And then I had one where it was talking to Bill and Bill was like, I didn't think it would ever land the pet cameo feature.

And then walking clocks like here I am, you know, I just landed.

So it's coming.

It's all internal memes.

Talk about the immersion IP.

Yeah.

Yeah.

Who needs a spooky mom when you can have a walking clock?

What's the greatest thing?

One thing to add in terms of the future, I think on the feature film question, sometimes something I think about all the time is like what, you know, what will that actually look like?

I think my, I mean, caveat, Bill's the only one who is who's good at predicting the future here.

But my sense is that the, you know, as we get to longer forms, what our equivalent of a feature film will look and feel very, very different from what a feature film is today.

You know, I don't know exactly what that looks like, but I think on the subject of creators and what's coming in the world, I think a new medium and a new class of creators, new class could include a lot of existing creators and, and support existing sort of mediums and stuff like that.

But I think we're just in the early innings of, of what I imagine will be the next film industry rather than thinking about this being a feature film.

But I think there'll be something new.

There's some anecdote.

I hope this is true because I say it all the time, but apparently when the recording camera like, you know, hit the world, the first thing people did was record plays.

This is like the least interesting thing you could do with a recording camera.

It's like, what's the big idea?

Oh, we, people don't have to travel around acting.

We can just film them and distribute it.

And then someone was like, wait a minute, we can make a film and film in all these different areas.

And I feel like we haven't, we're in like the first inning of so many different sort of things that people will do with this technology, especially as the constraints change with latency and length and all that kind of stuff.

So cool.

And fun film history nerd fact is one of the original videos, and we should check this as well, but I think the original video was made just down the peninsula to settle a bet on if a horse, when it galloped all four legs, it left the ground.

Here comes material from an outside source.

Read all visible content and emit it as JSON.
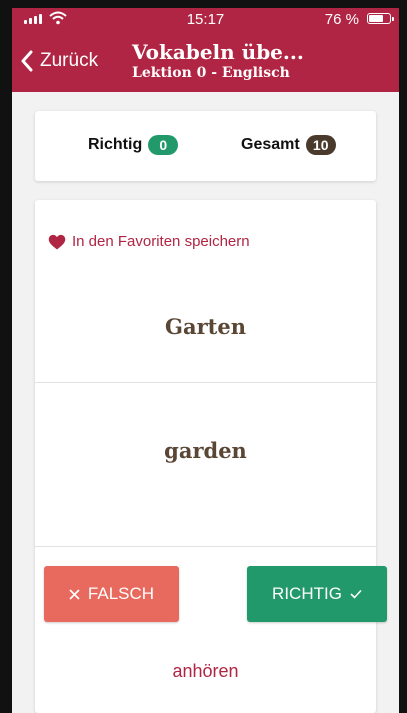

And I could see a world where you have new, that is an example of new scientific discovery.

People didn't actually have an answer to that.

Now that you have a new simulation format, what are we going to be able to discover in that?

It will be crazy.

And I think one, one broader point here is, you know, this app right now feels very familiar in a lot of ways, right?

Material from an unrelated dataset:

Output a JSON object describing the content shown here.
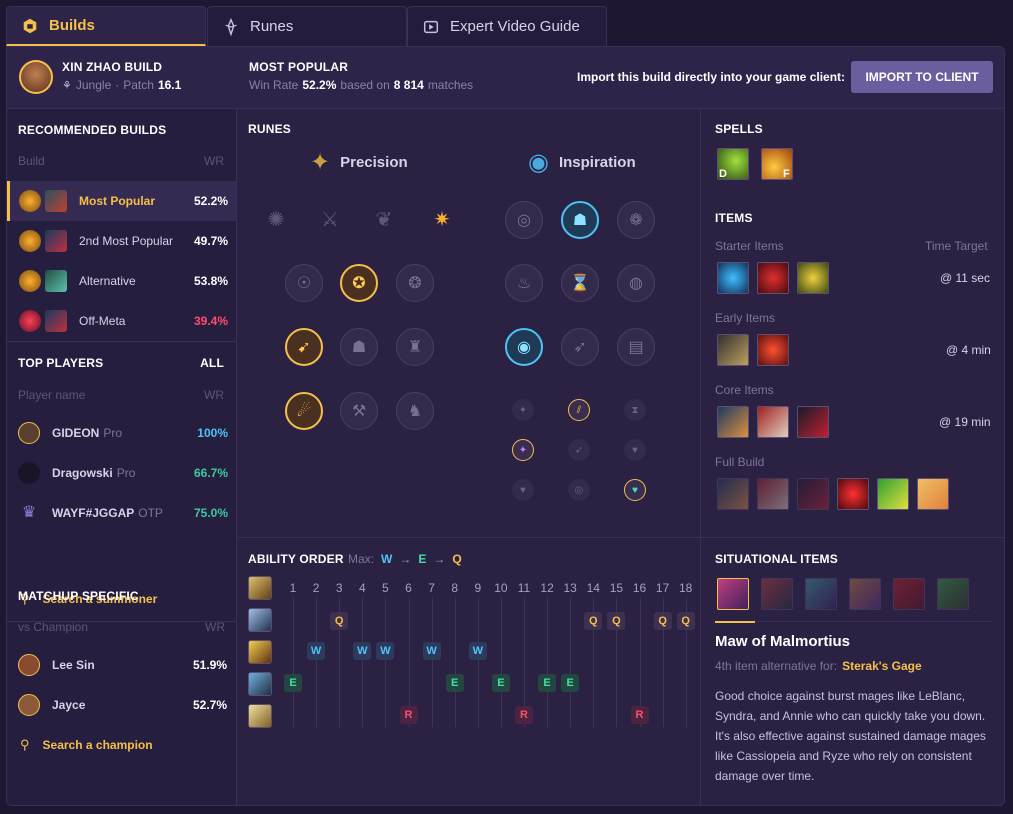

It's like a social media network at its core.

But fundamentally, like the way that like we really view it internally, right, is with cameo, we've kind of introduced the lowest bandwidth way to give information to Sora about yourself, right, aspects about your appearance, about your voice, etc.

You can imagine over time that like that bandwidth will greatly increase, right?

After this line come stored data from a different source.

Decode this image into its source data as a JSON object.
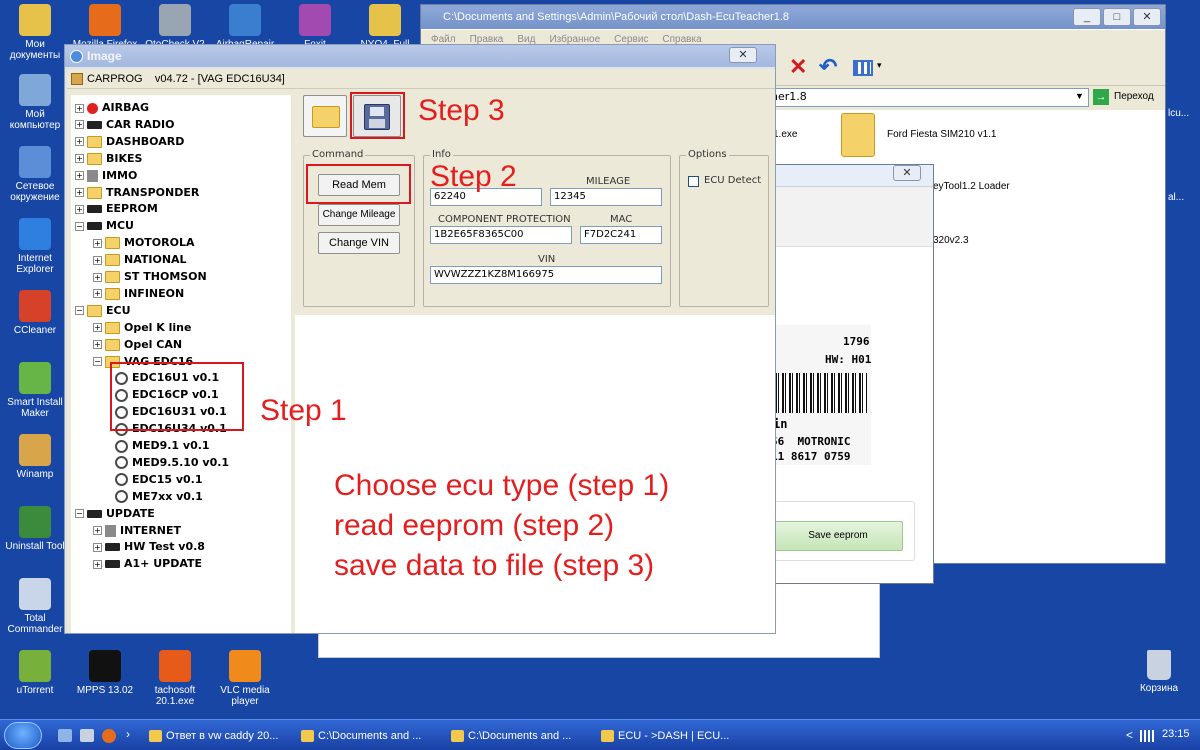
{
  "desktop_left": [
    {
      "label": "Мои документы",
      "color": "#e6c24a"
    },
    {
      "label": "Мой компьютер",
      "color": "#7fa7d8"
    },
    {
      "label": "Сетевое окружение",
      "color": "#5a8fd8"
    },
    {
      "label": "Internet Explorer",
      "color": "#2f7fe0"
    },
    {
      "label": "CCleaner",
      "color": "#d6412a"
    },
    {
      "label": "Smart Install Maker",
      "color": "#67b546"
    },
    {
      "label": "Winamp",
      "color": "#d9a54a"
    },
    {
      "label": "Uninstall Tool",
      "color": "#3c8b3c"
    },
    {
      "label": "Total Commander",
      "color": "#c9d6ea"
    },
    {
      "label": "uTorrent",
      "color": "#77b03a"
    }
  ],
  "desktop_top": [
    {
      "label": "Mozilla Firefox",
      "color": "#e66b1a"
    },
    {
      "label": "OtoCheck V2",
      "color": "#9aa5b3"
    },
    {
      "label": "AirbagRepair",
      "color": "#3a7ed0"
    },
    {
      "label": "Foxit",
      "color": "#a24ab0"
    },
    {
      "label": "NYO4_Full",
      "color": "#e6c24a"
    }
  ],
  "desktop_bottom": [
    {
      "label": "MPPS 13.02",
      "color": "#111111"
    },
    {
      "label": "tachosoft 20.1.exe",
      "color": "#e65a1a"
    },
    {
      "label": "VLC media player",
      "color": "#f08a1a"
    }
  ],
  "recycle_bin": "Корзина",
  "explorer": {
    "title": "C:\\Documents and Settings\\Admin\\Рабочий стол\\Dash-EcuTeacher1.8",
    "menu": [
      "Файл",
      "Правка",
      "Вид",
      "Избранное",
      "Сервис",
      "Справка"
    ],
    "address": "her1.8",
    "go_label": "Переход",
    "files": [
      "1.exe",
      "Ford Fiesta SIM210 v1.1",
      "eyTool1.2 Loader",
      "320v2.3"
    ],
    "right_clip_1": "lcu...",
    "right_clip_2": "al..."
  },
  "ecu_window": {
    "save_button": "Save eeprom",
    "label_lines": [
      "1796",
      "HW: H01",
      "in",
      "56  MOTRONIC",
      "11 8617 0759"
    ]
  },
  "image_window": {
    "title": "Image",
    "close_icon": "✕"
  },
  "carprog": {
    "title": "CARPROG    v04.72 - [VAG EDC16U34]",
    "tree": [
      {
        "label": "AIRBAG",
        "level": 0,
        "icon": "red"
      },
      {
        "label": "CAR RADIO",
        "level": 0,
        "icon": "chip"
      },
      {
        "label": "DASHBOARD",
        "level": 0,
        "icon": "folder"
      },
      {
        "label": "BIKES",
        "level": 0,
        "icon": "folder"
      },
      {
        "label": "IMMO",
        "level": 0,
        "icon": "gray"
      },
      {
        "label": "TRANSPONDER",
        "level": 0,
        "icon": "folder"
      },
      {
        "label": "EEPROM",
        "level": 0,
        "icon": "chip"
      },
      {
        "label": "MCU",
        "level": 0,
        "icon": "chip"
      },
      {
        "label": "MOTOROLA",
        "level": 1,
        "icon": "folder"
      },
      {
        "label": "NATIONAL",
        "level": 1,
        "icon": "folder"
      },
      {
        "label": "ST THOMSON",
        "level": 1,
        "icon": "folder"
      },
      {
        "label": "INFINEON",
        "level": 1,
        "icon": "folder"
      },
      {
        "label": "ECU",
        "level": 0,
        "icon": "folder"
      },
      {
        "label": "Opel K line",
        "level": 1,
        "icon": "folder"
      },
      {
        "label": "Opel CAN",
        "level": 1,
        "icon": "folder"
      },
      {
        "label": "VAG EDC16",
        "level": 1,
        "icon": "folder"
      },
      {
        "label": "EDC16U1 v0.1",
        "level": 2,
        "icon": "vw"
      },
      {
        "label": "EDC16CP v0.1",
        "level": 2,
        "icon": "vw"
      },
      {
        "label": "EDC16U31 v0.1",
        "level": 2,
        "icon": "vw"
      },
      {
        "label": "EDC16U34 v0.1",
        "level": 2,
        "icon": "vw"
      },
      {
        "label": "MED9.1 v0.1",
        "level": 2,
        "icon": "vw"
      },
      {
        "label": "MED9.5.10 v0.1",
        "level": 2,
        "icon": "vw"
      },
      {
        "label": "EDC15 v0.1",
        "level": 2,
        "icon": "vw"
      },
      {
        "label": "ME7xx v0.1",
        "level": 2,
        "icon": "vw"
      },
      {
        "label": "UPDATE",
        "level": 0,
        "icon": "chip"
      },
      {
        "label": "INTERNET",
        "level": 1,
        "icon": "gray"
      },
      {
        "label": "HW Test v0.8",
        "level": 1,
        "icon": "chip"
      },
      {
        "label": "A1+ UPDATE",
        "level": 1,
        "icon": "chip"
      }
    ],
    "command": {
      "label": "Command",
      "read_mem": "Read Mem",
      "change_mileage": "Change Mileage",
      "change_vin": "Change VIN"
    },
    "info": {
      "label": "Info",
      "pin_value": "62240",
      "mileage_label": "MILEAGE",
      "mileage_value": "12345",
      "component_protection_label": "COMPONENT PROTECTION",
      "component_protection_value": "1B2E65F8365C00",
      "mac_label": "MAC",
      "mac_value": "F7D2C241",
      "vin_label": "VIN",
      "vin_value": "WVWZZZ1KZ8M166975"
    },
    "options": {
      "label": "Options",
      "ecu_detect": "ECU Detect"
    }
  },
  "annotations": {
    "step1": "Step 1",
    "step2": "Step 2",
    "step3": "Step 3",
    "instr_line1": "Choose ecu type (step 1)",
    "instr_line2": "read eeprom (step 2)",
    "instr_line3": "save data to file (step 3)"
  },
  "taskbar": {
    "tasks": [
      "Ответ в vw caddy 20...",
      "C:\\Documents and ...",
      "C:\\Documents and ...",
      "ECU - >DASH | ECU..."
    ],
    "clock": "23:15",
    "lang_arrow": "<"
  },
  "colors": {
    "desktop": "#1846a5",
    "annotation": "#e41e1e",
    "titlebar": "#2c62d8"
  }
}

So the model deeply understands your relationships with other people, it understands, you know, more than just how you look on any given day.

It's, you know, seeing your full like how you've grown up, all of these details about yourself, and will really be able to almost function as like a digital clone, right?

It's like there's really a world where the Sora app almost becomes this like mini alternate reality that's running on your phone, you have versions of yourself that can go off and interact with other people's digital clones, you can do knowledge work, it's not just for entertainment, right?

And it really involves more into a platform, which is really aligned with kind of where these like world simulation capabilities are headed long term.

I think when that happens, the kind of immersion things we will see are crazy.

And you know, for OpenAI across the board, it's really important that we kind of like iteratively deploy technology in a way where we're not just like dropping bombshells on the world, when there's like some big research breakthrough, we want to co evolve society with the technology.

And so that's why we really thought it was important to like do this now, and like do in a way where you know, we've hit this, again, this kind of like GPT 3.5 moment for video, let's make sure the world is kind of aware of what's possible now.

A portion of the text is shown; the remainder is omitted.